Du côté des observateurs occidentaux, on ne se défait toujours pas d’une analyse moraliste et émotionnelle des événements liés à Boko Haram. Avec cette condescendance envers les sociétés africaines ici prétendument djihadistes, Boko Haram resterait un ennemi de seconde catégorie. Concernant ces furieux de l’islam, il ne s’agirait que de cruauté gratuite, au simple motif qu’ils sont monstrueux. L’indignation ferait office de réflexion. On se trouve en limite de notre propre grille d’analyse, condamnés à n’y rien comprendre et que Boko Haram soit populaire dans nombre de sociétés du circum tchadien dépasse l’entendement.

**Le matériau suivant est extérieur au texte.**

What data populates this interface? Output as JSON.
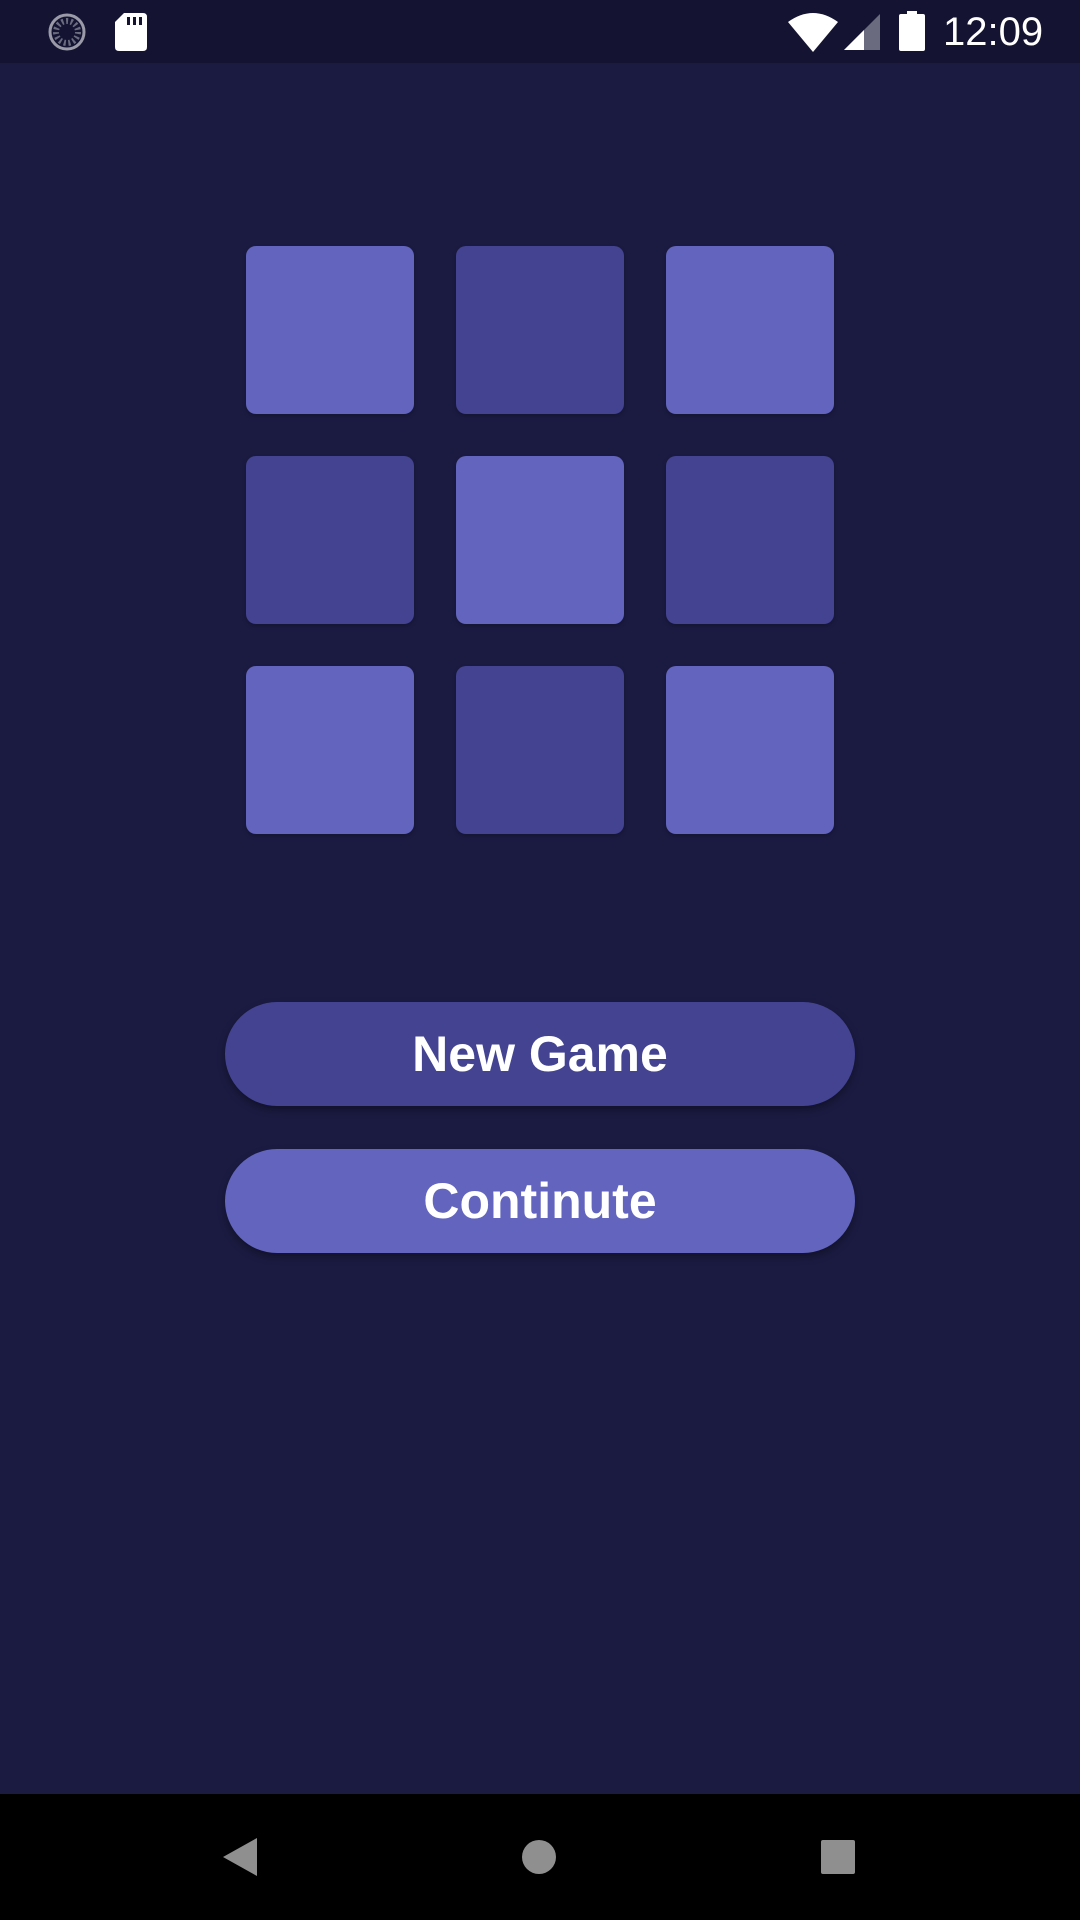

Le second écueil dans l’analyse sur Boko Haram est de persister à récuser le fait religieux. Les discours officiels locaux ont repris la rhétorique occidentale à propos de Boko Haram qui repose sur un seul argumentaire économique : la pauvreté des zones de départ et le désœuvrement des jeunes. Pourtant, il est d’innombrables régions tout aussi disgraciées et qui ne produisent pas d’insurrections armées revivalistes.
Un homme passe devant une maison détruite par les affrontements entre l'armée et Boko Haram, à Baga en avril 2013. | AFP
L’attirance pour Boko Haram viendrait de primes versées, voire de salaires, lors de leur engagement dans ses rangs. Il n’est que de relever les interviews d’officiers du BIR ou de la gendarmerie au Cameroun, qui restent, au mot près, les mêmes. Dans certains rapports, on leur fait dire ce que l’on espère entendre d’eux, y compris dans celui, par ailleurs de grande qualité, commandé par Mgr Samuel Kleda (Maroua, 5 février 2015) : « les enfants des pauvres n’ont plus besoin de présenter le concours au Cameroun. Le gouvernement camerounais nous refuse l’entrée de la fonction publique pour gagner 100 000 FCFA (150 euros) alors que Boko Haram, sans concours, nous propose 300 à 400 000 FCFA ».
Les « concours », la grande affaire du Cameroun post-indépendance, fait ici référence à un contentieux jamais apuré entre le nord et le sud du pays. Sous le président Ahidjo (1960-1982), on recrutait dans la fonction publique par concours à hauteur du BAC pour les sudistes, plus avancés dans la scolarisation, et du BEPC pour les gens du nord et cela a été supprimé, scandale de l’avoir fait pour les uns, de l’avoir abrogé pour les autres.
Argument spécieux : vous n’avez pas voulu aider le nord, la conséquence c’est le ralliement de sa jeunesse à la cause de Boko Haram. Cela participe d’une plus vaste controverse nord-sud au Cameroun intégrant aujourd’hui Boko Haram et qui mêle aux non-dits des récriminations ressassées depuis l’Indépendance.
Le sectateur Boko Haram est construit de l’extérieur et quand on le fait parler c’est un faux car, enfin, quelle motivation économique pour ces combattants de la foi qui tiennent la mort pour quantité négligeable ? A quand les biographies de ces djihadistes ?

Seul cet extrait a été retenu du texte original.